Far be it for me to call myself an authority on happy relationships, but here’s the thing: this is a brief saunter through life, and I think that remaining alongside someone who makes you feel bad about yourself, or who doesn’t bring out the best in you, is just stupid.
This is my counsel to a daughter who, for reasons of security, social credibility and, if she is completely honest, sporadic financial support, remains locked in a long term relationship that has clearly run its course.
I have four relationship models from my own life to draw on.
The first, my biological mother, adopted the Cut and Run approach to marriage; leaving behind a six-year-old, a three-year-old and a lot of confusion. She ended up in a lifetime relationship that ensured her happiness—at the cost of her children.
The second is my step-mother who went with an Endure At All Costs approach which, as it turns out, was also at the cost of her children. I can safely say there were more losers than winners here.
An early marriage of my own produced my two daughters and a lot of self doubt. In, what initially looked like a chapter of history repeating itself, there ensued a decade of soap operatic events: an affair, a stint at University, separation, dating, reconciliation and several career changes. Sadly, they all collided with the sanctity of marriage, and our partnership came to its natural conclusion.

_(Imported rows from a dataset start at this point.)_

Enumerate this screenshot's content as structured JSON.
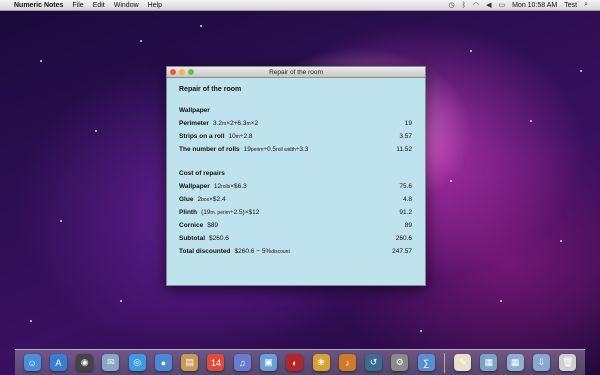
{
  "menubar": {
    "app_name": "Numeric Notes",
    "menus": [
      "File",
      "Edit",
      "Window",
      "Help"
    ],
    "clock": "Mon 10:58 AM",
    "user": "Test"
  },
  "window": {
    "title": "Repair of the room",
    "doc_title": "Repair of the room",
    "wallpaper": {
      "heading": "Wallpaper",
      "rows": [
        {
          "label": "Perimeter",
          "expr": [
            "3.2",
            "m",
            "×2+6.3",
            "m",
            "×2"
          ],
          "value": "19"
        },
        {
          "label": "Strips on a roll",
          "expr": [
            "10",
            "m",
            "÷2.8"
          ],
          "value": "3.57"
        },
        {
          "label": "The number of rolls",
          "expr": [
            "19",
            "perim",
            "÷0.5",
            "roll width",
            "÷3.3"
          ],
          "value": "11.52"
        }
      ]
    },
    "costs": {
      "heading": "Cost of repairs",
      "rows": [
        {
          "label": "Wallpaper",
          "expr": [
            "12",
            "rolls",
            "×$6.3"
          ],
          "value": "75.6"
        },
        {
          "label": "Glue",
          "expr": [
            "2",
            "box",
            "×$2.4"
          ],
          "value": "4.8"
        },
        {
          "label": "Plinth",
          "expr": [
            "(19",
            "m. perim",
            "÷2.5)×$12"
          ],
          "value": "91.2"
        },
        {
          "label": "Cornice",
          "expr": [
            "$89"
          ],
          "value": "89"
        },
        {
          "label": "Subtotal",
          "expr": [
            "$260.6"
          ],
          "value": "260.6"
        },
        {
          "label": "Total discounted",
          "expr": [
            "$260.6 − 5%",
            "discount"
          ],
          "value": "247.57"
        }
      ]
    }
  },
  "dock": {
    "icons": [
      "finder-icon",
      "app-store-icon",
      "dashboard-icon",
      "mail-icon",
      "safari-icon",
      "ichat-icon",
      "address-book-icon",
      "ical-icon",
      "itunes-icon",
      "preview-icon",
      "photo-booth-icon",
      "iphoto-icon",
      "garageband-icon",
      "time-machine-icon",
      "system-preferences-icon",
      "numeric-notes-icon",
      "textedit-icon",
      "applications-icon",
      "documents-icon",
      "downloads-icon",
      "trash-icon"
    ],
    "colors": [
      "#4a8fd8",
      "#3a7cd2",
      "#444",
      "#8aa6c8",
      "#3b9ae0",
      "#4e86d6",
      "#c99a55",
      "#e04b3a",
      "#6b7bd0",
      "#6aa0d8",
      "#b0262a",
      "#d8a035",
      "#cf7b28",
      "#3b6a93",
      "#8b8b8b",
      "#5b8fd0",
      "#e8e0c8",
      "#7ea3c9",
      "#8eb0d2",
      "#8aa8cf",
      "#d0d0d0"
    ],
    "glyphs": [
      "☺",
      "A",
      "◉",
      "✉",
      "◎",
      "●",
      "▤",
      "14",
      "♫",
      "▣",
      "◐",
      "❀",
      "♪",
      "↺",
      "⚙",
      "∑",
      "✎",
      "▦",
      "▦",
      "⇩",
      "🗑"
    ]
  }
}
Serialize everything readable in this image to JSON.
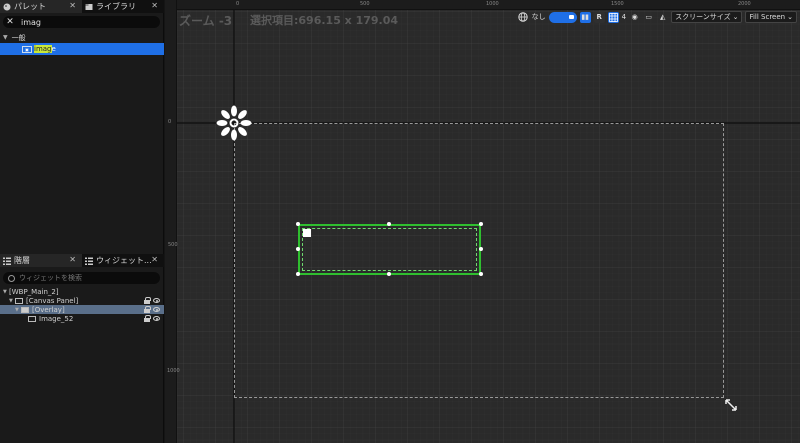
{
  "palette": {
    "tabs": [
      {
        "label": "パレット",
        "icon": "palette-icon",
        "active": true
      },
      {
        "label": "ライブラリ",
        "icon": "library-icon",
        "active": false
      }
    ],
    "search_value": "imag",
    "category": "一般",
    "item_label_highlight": "imag",
    "item_label_rest": "e",
    "item_icon": "image-icon"
  },
  "hierarchy": {
    "tabs": [
      {
        "label": "階層",
        "icon": "hierarchy-icon",
        "active": true
      },
      {
        "label": "ウィジェット...",
        "icon": "widget-icon",
        "active": false
      }
    ],
    "search_placeholder": "ウィジェットを検索",
    "tree": [
      {
        "label": "[WBP_Main_2]",
        "depth": 0,
        "selected": false
      },
      {
        "label": "[Canvas Panel]",
        "depth": 1,
        "selected": false
      },
      {
        "label": "[Overlay]",
        "depth": 2,
        "selected": true
      },
      {
        "label": "Image_52",
        "depth": 3,
        "selected": false
      }
    ]
  },
  "designer": {
    "zoom_label": "ズーム -3",
    "selection_label": "選択項目:696.15 x 179.04",
    "ruler_top": [
      "0",
      "500",
      "1000",
      "1500",
      "2000"
    ],
    "ruler_left": [
      "0",
      "500",
      "1000"
    ],
    "toolbar": {
      "none_label": "なし",
      "r_label": "R",
      "grid_count": "4",
      "screen_size_label": "スクリーンサイズ",
      "fill_screen_label": "Fill Screen"
    }
  },
  "colors": {
    "accent": "#1f6fe6",
    "selection_border": "#2fbf2f",
    "tree_selected": "#5a6f8a"
  }
}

Forward to the three-year relationship that would change me forever and slice up my heart like sushi; thin and incremental. This was the great passion that you read about. All consuming, self-sacrificing, torturous, Heathcliffe-ian. I clung on long after it was apparent he was incapable of returning my love, while my daughters stood on the sidelines and watched me behave recklessly. They watched him chip away at my self-esteem, constantly inflicting tiny, demoralising divots. They watched him leave and return and promise, over and over again.
One day it was really over. I had survived a triple hold down in the biggest surf beach on earth. I was shaken, bruised and thinner, but it was over and my children were still talking to me.
Forward again to 2012. I am married again, this time to a man who is my greatest fan. My lesson, and what I want my daughters to understand, is that the best you can be often reveals itself after the worst you’ve endured.
There is always a better way if you are willing to find it.